ジョゼフ・フィブス作曲 Night Paths
これまでいくつか作品を書いていただいているイギリスの作曲家ジョゼフ・フィブス(Joseph Phibbs)さんは最近特に好きな作曲家で、中でもコロナのロックダウン中に生まれたサクソフォンとピアノのための「Night Paths」は、ぜひ皆様にお聴きいただきたい曲です。

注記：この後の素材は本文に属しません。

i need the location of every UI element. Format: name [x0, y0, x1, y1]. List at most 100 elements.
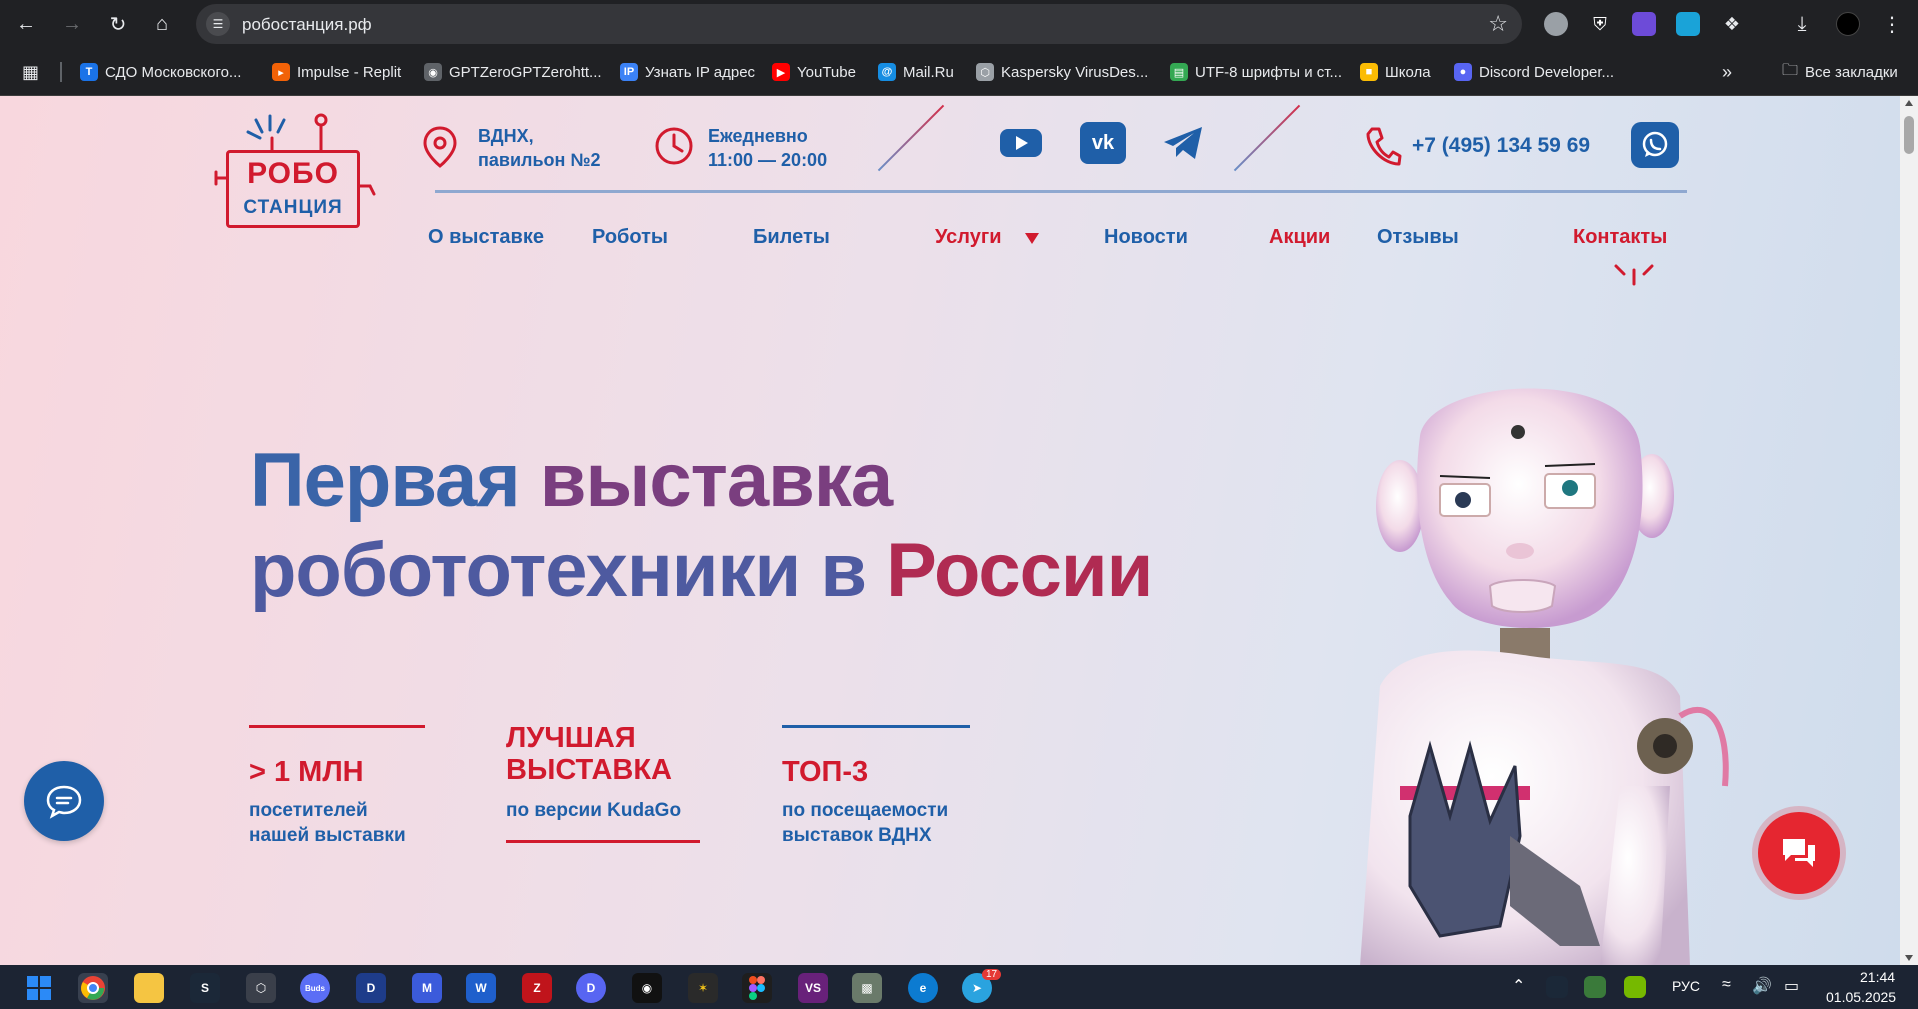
bookmark-item[interactable]: ■ Школа: [1360, 61, 1431, 83]
stat-1-caption: посетителей нашей выставки: [249, 798, 406, 848]
filezilla-icon[interactable]: Z: [522, 973, 552, 1003]
downloads-icon[interactable]: ⤓: [1790, 12, 1814, 36]
scroll-down-arrow-icon[interactable]: [1905, 955, 1913, 961]
stat-3-caption: по посещаемости выставок ВДНХ: [782, 798, 948, 848]
youtube-icon: [1000, 129, 1042, 157]
all-bookmarks-button[interactable]: 🗀 Все закладки: [1782, 61, 1898, 83]
chat-widget-button[interactable]: [24, 761, 104, 841]
stat-2-value: ЛУЧШАЯ ВЫСТАВКА: [506, 722, 672, 786]
apps-grid-icon[interactable]: ▦: [22, 61, 39, 83]
bookmark-item[interactable]: ▸ Impulse - Replit: [272, 61, 401, 83]
reload-button[interactable]: ↻: [102, 8, 134, 40]
visual-studio-icon[interactable]: VS: [798, 973, 828, 1003]
more-bookmarks-button[interactable]: »: [1722, 61, 1732, 83]
bookmark-label: СДО Московского...: [105, 63, 242, 81]
menu-item-promotions[interactable]: Акции: [1269, 226, 1330, 249]
profile-avatar[interactable]: [1836, 12, 1860, 36]
menu-item-tickets[interactable]: Билеты: [753, 226, 830, 249]
menu-item-services[interactable]: Услуги: [935, 226, 1002, 249]
phone-number[interactable]: +7 (495) 134 59 69: [1412, 134, 1590, 158]
tray-app-icon[interactable]: [1584, 976, 1606, 998]
github-desktop-icon[interactable]: ◉: [632, 973, 662, 1003]
url-text[interactable]: робостанция.рф: [242, 15, 372, 35]
app-hexagon-icon[interactable]: ⬡: [246, 973, 276, 1003]
extensions-puzzle-icon[interactable]: ❖: [1720, 12, 1744, 36]
vk-link[interactable]: vk: [1080, 122, 1126, 164]
wifi-icon[interactable]: ≈: [1722, 976, 1731, 994]
home-button[interactable]: ⌂: [146, 8, 178, 40]
steam-icon[interactable]: S: [190, 973, 220, 1003]
file-explorer-icon[interactable]: [134, 973, 164, 1003]
site-logo[interactable]: РОБО СТАНЦИЯ: [212, 110, 380, 234]
browser-toolbar: ← → ↻ ⌂ ☰ робостанция.рф ☆ ⛨ ❖ ⤓ ⋮: [0, 0, 1918, 48]
page-scrollbar[interactable]: [1900, 96, 1918, 965]
shield-extension-icon[interactable]: ⛨: [1588, 12, 1612, 36]
windows-start-icon[interactable]: [24, 973, 54, 1003]
whatsapp-link[interactable]: [1631, 122, 1679, 168]
clock-date[interactable]: 01.05.2025: [1826, 989, 1896, 1005]
youtube-link[interactable]: [998, 122, 1044, 164]
back-button[interactable]: ←: [10, 8, 42, 40]
menu-item-news[interactable]: Новости: [1104, 226, 1188, 249]
davinci-icon[interactable]: D: [356, 973, 386, 1003]
nvidia-icon[interactable]: [1624, 976, 1646, 998]
clock-time[interactable]: 21:44: [1860, 969, 1895, 985]
bookmark-item[interactable]: ▶ YouTube: [772, 61, 856, 83]
word-icon[interactable]: W: [466, 973, 496, 1003]
bookmark-item[interactable]: ▤ UTF-8 шрифты и ст...: [1170, 61, 1342, 83]
stat-1-caption-line-1: посетителей: [249, 800, 368, 821]
bookmark-star-icon[interactable]: ☆: [1488, 11, 1508, 37]
support-chat-button[interactable]: [1758, 812, 1840, 894]
services-dropdown-arrow-icon[interactable]: [1025, 233, 1039, 244]
header-slash-divider-2: [1233, 104, 1301, 172]
scroll-up-arrow-icon[interactable]: [1905, 100, 1913, 106]
address-bar[interactable]: ☰ робостанция.рф ☆: [196, 4, 1522, 44]
menu-item-reviews[interactable]: Отзывы: [1377, 226, 1459, 249]
volume-icon[interactable]: 🔊: [1752, 976, 1772, 996]
terminal-window-icon[interactable]: ▩: [852, 973, 882, 1003]
discord-taskbar-icon[interactable]: D: [576, 973, 606, 1003]
hero-word-3: робототехники в: [250, 528, 867, 613]
menu-dots-icon[interactable]: ⋮: [1880, 12, 1904, 36]
spark-app-icon[interactable]: ✶: [688, 973, 718, 1003]
telegram-icon: [1164, 127, 1202, 159]
bookmark-item[interactable]: T СДО Московского...: [80, 61, 241, 83]
hero-word-2: выставка: [539, 438, 893, 523]
proton-extension-icon[interactable]: [1632, 12, 1656, 36]
tray-chevron-icon[interactable]: ⌃: [1512, 976, 1525, 996]
site-info-icon[interactable]: ☰: [206, 12, 230, 36]
mathcad-icon[interactable]: M: [412, 973, 442, 1003]
bookmark-item[interactable]: @ Mail.Ru: [878, 61, 954, 83]
discord-icon: ●: [1454, 63, 1472, 81]
bookmark-item[interactable]: ◉ GPTZeroGPTZerohtt...: [424, 61, 602, 83]
stat-2-line: [506, 840, 700, 843]
screenshot-extension-icon[interactable]: [1676, 12, 1700, 36]
vk-icon: vk: [1091, 131, 1115, 154]
menu-item-robots[interactable]: Роботы: [592, 226, 668, 249]
sdo-icon: T: [80, 63, 98, 81]
ip-icon: IP: [620, 63, 638, 81]
edge-icon[interactable]: e: [908, 973, 938, 1003]
forward-button[interactable]: →: [56, 8, 88, 40]
extension-globe-icon[interactable]: [1544, 12, 1568, 36]
telegram-link[interactable]: [1160, 122, 1206, 164]
bookmark-item[interactable]: IP Узнать IP адрес: [620, 61, 755, 83]
figma-icon[interactable]: [742, 973, 772, 1003]
robot-hero-image: [1360, 388, 1729, 965]
scrollbar-thumb[interactable]: [1904, 116, 1914, 154]
tray-steam-icon[interactable]: [1546, 976, 1568, 998]
chrome-taskbar-icon[interactable]: [78, 973, 108, 1003]
webpage: РОБО СТАНЦИЯ ВДНХ, павильон №2 Ежедневно…: [0, 96, 1900, 965]
replit-icon: ▸: [272, 63, 290, 81]
bookmark-item[interactable]: ⬡ Kaspersky VirusDes...: [976, 61, 1148, 83]
logo-text-stanciya: СТАНЦИЯ: [243, 197, 343, 218]
bookmark-label: Discord Developer...: [1479, 63, 1615, 81]
battery-icon[interactable]: ▭: [1784, 976, 1799, 996]
menu-item-about[interactable]: О выставке: [428, 226, 544, 249]
menu-item-contacts[interactable]: Контакты: [1573, 226, 1667, 249]
language-indicator[interactable]: РУС: [1672, 978, 1700, 994]
bookmark-item[interactable]: ● Discord Developer...: [1454, 61, 1614, 83]
stat-3-caption-line-1: по посещаемости: [782, 800, 949, 821]
buds-icon[interactable]: Buds: [300, 973, 330, 1003]
logo-text-robo: РОБО: [247, 157, 339, 190]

ジョゼフは物静かで、いつもどこか寂しい感じを漂わせています。「Night Paths」は私の友人のサクソフォン奏者が委嘱した曲で、できたてほやほやの楽譜が届いてすぐに試演した時「これは次元が違う(ずば抜けた曲だ)ね」と興奮して言い合ったほどでした。夜とか孤独(Solitude)を思わせる繊細な魅力のいっぽう、普段は控えめな彼のどこにこんな激しさを秘めているのか、と思うような荒々しい部分もあって、弾いていても聴いていても感動します。

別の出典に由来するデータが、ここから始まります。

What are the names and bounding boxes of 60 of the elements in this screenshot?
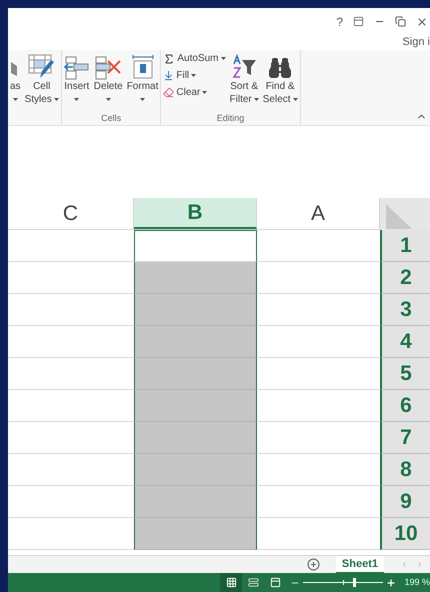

彼は綺麗な旋律を書くことを恐れない人なので、いわゆる現代音楽が苦手な方でも楽しんでいただけると思います。クラシック音楽の作曲家って生きていないと思われがちなので、作曲家は生きているということを私たち奏者も知っているべきだし、聴いて下さる方にもお伝えしていきたいですね。彼の作品を特集する2/23のコンサートでは、ピアノソロの新曲も書いてもらっているので、それもぜひお楽しみに!
ピアニスト 小川典子さん(ミューザ川崎シンフォニーホール ホールアドバイザー)
英国と日本を拠点に、数々の世界的オーケストラとの共演や、リサイタル、マスタークラスを行う他、国際的なコンクールで審査員を務める。浜松国際ピアノアカデミー音楽監督。浜松国際ピアノコンクール審査委員長。国際音楽コンクール世界連盟役員。英国ギルドホール音楽院教授。東京音楽大学特任教授。ジェイミーのコンサート主宰。